Seçim sonuçları üzerinden herkes kendince spekülasyonlar yapıyor. Bazıları çıkan iradeye saygı duymamız gerektiğini söylüyor. Yapılan eleştirileri milli iradeye saygısızlık olarak gösterip şiddetli tepki gösterenler de var.
Gerçekten millet iradesi tecelli etmiş midir emin değilim. Bir iradeden söz edebilmek için toplumun tüm siyasi aktörlerin mesajlarına kolaylıkla erişmeleri,kanaatlerini hiç bir baskı olmadan eşit ve adil bir rekabet ortamında oluşturmaları gerekir. Kimse böyle bir seçim ortamı oluşturulduğunu söyleyemez. İktidar devletin bütün imkanlarını kullandı, muhataplarına kendisinin yüzde biri kadar bile söz hakkı tanımadı. Saygı duyulacak bir seçim süreci yaşanmadığı için ortaya çıkan sonuçlara da saygı duymak mümkün değil.
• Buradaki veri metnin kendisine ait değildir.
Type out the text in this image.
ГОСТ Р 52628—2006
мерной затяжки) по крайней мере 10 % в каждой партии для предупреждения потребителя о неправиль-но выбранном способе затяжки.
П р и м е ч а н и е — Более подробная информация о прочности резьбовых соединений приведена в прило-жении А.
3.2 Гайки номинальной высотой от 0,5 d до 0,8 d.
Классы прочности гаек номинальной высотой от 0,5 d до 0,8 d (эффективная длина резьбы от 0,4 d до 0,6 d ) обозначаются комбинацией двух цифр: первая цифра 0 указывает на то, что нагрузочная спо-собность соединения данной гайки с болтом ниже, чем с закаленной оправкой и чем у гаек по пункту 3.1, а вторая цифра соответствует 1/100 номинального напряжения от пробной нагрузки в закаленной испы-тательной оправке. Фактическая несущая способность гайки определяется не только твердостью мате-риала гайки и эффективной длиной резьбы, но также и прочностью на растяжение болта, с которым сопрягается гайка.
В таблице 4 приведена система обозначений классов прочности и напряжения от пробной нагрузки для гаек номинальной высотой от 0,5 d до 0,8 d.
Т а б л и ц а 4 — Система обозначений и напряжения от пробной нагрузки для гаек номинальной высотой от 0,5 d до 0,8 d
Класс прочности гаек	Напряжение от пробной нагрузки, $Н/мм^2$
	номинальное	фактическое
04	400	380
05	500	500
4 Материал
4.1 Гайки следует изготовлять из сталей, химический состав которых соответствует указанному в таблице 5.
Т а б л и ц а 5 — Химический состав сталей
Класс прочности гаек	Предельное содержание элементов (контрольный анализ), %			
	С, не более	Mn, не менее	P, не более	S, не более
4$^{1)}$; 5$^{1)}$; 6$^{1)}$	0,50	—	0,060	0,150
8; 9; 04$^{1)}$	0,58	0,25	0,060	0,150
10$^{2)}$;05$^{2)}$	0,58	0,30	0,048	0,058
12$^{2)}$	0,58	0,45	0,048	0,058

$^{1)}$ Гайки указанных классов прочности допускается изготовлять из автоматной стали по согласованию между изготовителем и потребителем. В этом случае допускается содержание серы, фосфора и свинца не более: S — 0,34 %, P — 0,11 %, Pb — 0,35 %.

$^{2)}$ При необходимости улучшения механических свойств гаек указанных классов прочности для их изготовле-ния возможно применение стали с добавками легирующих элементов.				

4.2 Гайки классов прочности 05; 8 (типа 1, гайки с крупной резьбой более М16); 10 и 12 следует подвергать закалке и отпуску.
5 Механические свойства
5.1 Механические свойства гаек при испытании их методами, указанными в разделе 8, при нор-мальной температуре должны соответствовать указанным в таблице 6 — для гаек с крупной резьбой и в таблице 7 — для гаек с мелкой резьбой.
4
Bu, elbette sonuçları- kabul etmemekle- aynı anlama gelmiyor,sonuçlara saygı duymaz ama kabul edersiniz. Devletin Televizyonunun bile bir adaya 180 saat ayırırken ötekine sadece 3 saat ayırması seçimin hangi şartlarda yapıldığını ve elde edilen başarının ne kadar saygıya layık olduğunu gösteriyor.
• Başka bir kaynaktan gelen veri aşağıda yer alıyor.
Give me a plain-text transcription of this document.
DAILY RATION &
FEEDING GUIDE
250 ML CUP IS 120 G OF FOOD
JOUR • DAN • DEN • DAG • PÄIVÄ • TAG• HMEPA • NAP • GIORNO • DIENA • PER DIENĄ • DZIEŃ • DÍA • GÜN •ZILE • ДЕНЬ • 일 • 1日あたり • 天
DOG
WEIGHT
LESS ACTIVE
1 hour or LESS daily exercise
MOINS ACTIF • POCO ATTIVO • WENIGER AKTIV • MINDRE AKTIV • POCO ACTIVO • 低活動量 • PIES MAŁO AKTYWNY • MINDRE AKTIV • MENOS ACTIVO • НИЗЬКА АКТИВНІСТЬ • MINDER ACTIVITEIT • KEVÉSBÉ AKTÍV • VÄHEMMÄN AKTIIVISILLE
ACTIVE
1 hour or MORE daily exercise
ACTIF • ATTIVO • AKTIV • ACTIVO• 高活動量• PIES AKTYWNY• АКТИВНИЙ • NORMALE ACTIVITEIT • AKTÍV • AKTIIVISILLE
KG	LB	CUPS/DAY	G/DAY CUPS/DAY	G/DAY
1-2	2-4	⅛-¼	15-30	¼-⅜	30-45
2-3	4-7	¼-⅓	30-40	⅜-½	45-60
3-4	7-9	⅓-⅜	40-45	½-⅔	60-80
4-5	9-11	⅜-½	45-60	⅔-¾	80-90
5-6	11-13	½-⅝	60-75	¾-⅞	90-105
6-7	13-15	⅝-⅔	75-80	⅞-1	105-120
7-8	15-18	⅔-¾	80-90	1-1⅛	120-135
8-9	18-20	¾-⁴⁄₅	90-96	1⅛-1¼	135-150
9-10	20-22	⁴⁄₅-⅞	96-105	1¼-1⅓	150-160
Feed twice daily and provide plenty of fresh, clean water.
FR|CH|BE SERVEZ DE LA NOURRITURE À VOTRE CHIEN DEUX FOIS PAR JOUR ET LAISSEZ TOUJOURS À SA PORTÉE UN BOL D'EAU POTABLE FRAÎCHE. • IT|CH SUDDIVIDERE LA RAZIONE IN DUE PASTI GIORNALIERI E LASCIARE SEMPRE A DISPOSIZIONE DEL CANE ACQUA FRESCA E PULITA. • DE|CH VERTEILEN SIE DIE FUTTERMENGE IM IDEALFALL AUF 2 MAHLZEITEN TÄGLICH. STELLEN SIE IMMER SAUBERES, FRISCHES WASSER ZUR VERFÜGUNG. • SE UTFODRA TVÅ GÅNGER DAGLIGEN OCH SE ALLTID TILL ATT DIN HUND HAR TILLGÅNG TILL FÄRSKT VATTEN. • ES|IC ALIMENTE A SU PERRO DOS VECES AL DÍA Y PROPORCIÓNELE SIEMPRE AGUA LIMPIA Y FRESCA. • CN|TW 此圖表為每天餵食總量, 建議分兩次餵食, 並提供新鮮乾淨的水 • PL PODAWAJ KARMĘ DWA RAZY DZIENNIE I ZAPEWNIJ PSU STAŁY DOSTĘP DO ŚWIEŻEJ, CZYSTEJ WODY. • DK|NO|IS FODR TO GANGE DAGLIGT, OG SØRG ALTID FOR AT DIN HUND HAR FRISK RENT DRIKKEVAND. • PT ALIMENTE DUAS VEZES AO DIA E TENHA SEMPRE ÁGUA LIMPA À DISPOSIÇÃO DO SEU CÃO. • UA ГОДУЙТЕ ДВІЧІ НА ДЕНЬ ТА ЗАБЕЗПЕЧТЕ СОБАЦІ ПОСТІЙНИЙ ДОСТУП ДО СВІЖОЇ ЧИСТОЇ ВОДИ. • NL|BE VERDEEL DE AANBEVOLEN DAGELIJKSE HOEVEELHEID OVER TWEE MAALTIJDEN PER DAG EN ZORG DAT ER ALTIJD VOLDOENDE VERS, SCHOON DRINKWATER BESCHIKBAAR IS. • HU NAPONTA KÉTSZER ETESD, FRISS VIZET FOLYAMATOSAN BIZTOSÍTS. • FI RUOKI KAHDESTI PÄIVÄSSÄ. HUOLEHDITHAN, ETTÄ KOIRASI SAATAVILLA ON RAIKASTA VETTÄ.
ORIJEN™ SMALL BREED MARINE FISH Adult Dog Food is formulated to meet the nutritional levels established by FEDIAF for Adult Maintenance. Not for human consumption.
Erdoğan' ilk turda MHP'nin desteği ile ipi göğüsledi. İki partinin oyları üst üste konulduğunda CB Erdoğan'ın aldığı oy oranı çıkıyor. Yani Partili Cumhurbaşkanı sistemine Bahçeli'nin kayıtsız-şartsız desteği ile geçildi. CB makamı artık tarafsız değil. Bütün kurum ve kuruluşlar ona bağlı olacağından devlet de artık tarafsız olmayacak. Bizim gibi siyasi ayrışmaların derin olduğu ülkelerde -tarafsız- makamların olması çok önemli. CB makamı şimdiye kadar herkesi temsil eden bir özellik taşıyordu,artık taşımıyor. Belki de en önemli kayıplarımızdan biri bu olacak.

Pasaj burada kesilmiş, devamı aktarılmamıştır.